S i copiner avec un ours n’est pas une chose souhaitable en raison des dangers évidents que cela comporte, en principe rien ne s’oppose à tenter l’expérience avec l’orignal, ce ruminant au caractère sociable, franc, mais individualiste. Par définition, copiner est à l’opposé de domestiquer ; au lieu de priver l’animal de sa liberté dans le but d’obtenir sa soumission, devenir copain est possible dans la mesure où la démarche est accueillie favorablement par les deux parties en instance de rapprochement. Ainsi, la relation de copinage doit s’établir simultanément, avec déférence, sur une base d’égalité entre les espèces en cause, qu’elle implique des humains ou des animaux.
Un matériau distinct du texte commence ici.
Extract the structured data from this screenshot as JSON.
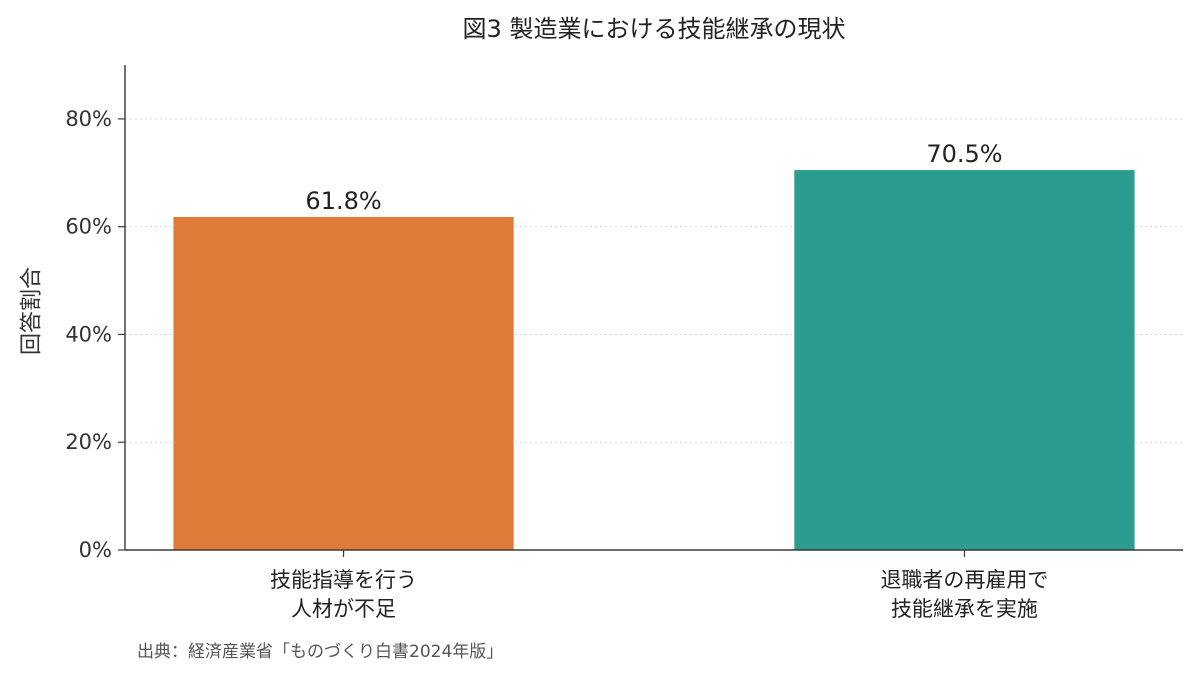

Il s’agit tout bonnement de faire connaissance, de communiquer en faisant abstraction des différences mutuelles sans rien attendre de l’autre sinon le respect de la liberté individuelle.
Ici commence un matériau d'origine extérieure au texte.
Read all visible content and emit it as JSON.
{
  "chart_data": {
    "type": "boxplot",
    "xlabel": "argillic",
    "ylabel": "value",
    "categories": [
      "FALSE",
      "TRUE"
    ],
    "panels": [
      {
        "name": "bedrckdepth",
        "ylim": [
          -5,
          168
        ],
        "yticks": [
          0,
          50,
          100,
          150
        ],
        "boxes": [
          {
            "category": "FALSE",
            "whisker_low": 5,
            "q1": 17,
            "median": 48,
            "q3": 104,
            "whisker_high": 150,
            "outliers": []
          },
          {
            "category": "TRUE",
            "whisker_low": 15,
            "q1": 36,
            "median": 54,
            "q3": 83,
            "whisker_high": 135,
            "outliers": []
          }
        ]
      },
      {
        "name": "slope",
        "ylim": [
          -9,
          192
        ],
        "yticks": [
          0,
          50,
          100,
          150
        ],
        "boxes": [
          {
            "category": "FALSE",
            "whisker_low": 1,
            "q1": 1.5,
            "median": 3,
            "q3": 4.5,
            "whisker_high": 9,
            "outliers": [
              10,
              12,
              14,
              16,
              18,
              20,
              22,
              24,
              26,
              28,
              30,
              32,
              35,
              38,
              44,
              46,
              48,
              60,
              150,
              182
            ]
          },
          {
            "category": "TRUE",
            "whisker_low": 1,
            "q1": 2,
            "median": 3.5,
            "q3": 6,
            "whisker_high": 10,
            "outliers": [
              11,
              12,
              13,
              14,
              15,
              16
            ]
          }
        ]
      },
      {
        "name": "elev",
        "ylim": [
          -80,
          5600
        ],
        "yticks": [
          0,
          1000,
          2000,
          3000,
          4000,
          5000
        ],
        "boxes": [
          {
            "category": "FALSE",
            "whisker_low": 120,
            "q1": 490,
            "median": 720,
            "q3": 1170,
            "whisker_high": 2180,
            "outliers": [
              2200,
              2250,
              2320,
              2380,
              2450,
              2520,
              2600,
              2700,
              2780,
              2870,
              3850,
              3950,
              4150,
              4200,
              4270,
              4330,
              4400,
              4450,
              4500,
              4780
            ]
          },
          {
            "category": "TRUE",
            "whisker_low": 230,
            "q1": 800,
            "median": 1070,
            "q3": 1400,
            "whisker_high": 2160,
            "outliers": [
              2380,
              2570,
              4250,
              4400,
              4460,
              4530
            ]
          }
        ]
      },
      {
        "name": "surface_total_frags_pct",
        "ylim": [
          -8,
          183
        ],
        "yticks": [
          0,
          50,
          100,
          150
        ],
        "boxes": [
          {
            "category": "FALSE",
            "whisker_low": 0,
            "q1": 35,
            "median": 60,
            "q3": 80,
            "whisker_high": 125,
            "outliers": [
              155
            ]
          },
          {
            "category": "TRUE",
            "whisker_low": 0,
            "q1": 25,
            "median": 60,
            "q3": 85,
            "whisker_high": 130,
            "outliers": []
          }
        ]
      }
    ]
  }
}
Même si l’orignal aime le copinage, le fréquenter comporte une part de danger pour un humain, en particulier à cause de sa taille équivalente, sinon supérieure, à celle d’un grand cheval. Une bonne connaissance du comportement de l’espèce peut protéger l’observateur tout comme l’amener à oublier qu’il existe une ligne à ne jamais franchir. Il risque donc à tout moment de pécher par excès de confiance... Or, il se passe à Cascapédia des choses si extraordinaires que j’en viens à ne plus savoir très bien où se trouve la soi-disant limite de l’interdit... Après tout, cette notion de barrière infranchissable peut bien être le fruit d’une invention humaine, car seule notre espèce est vaniteuse au point de s’enfermer à clef dans sa cage d’intelligence juste pour se démarquer du reste du monde animal!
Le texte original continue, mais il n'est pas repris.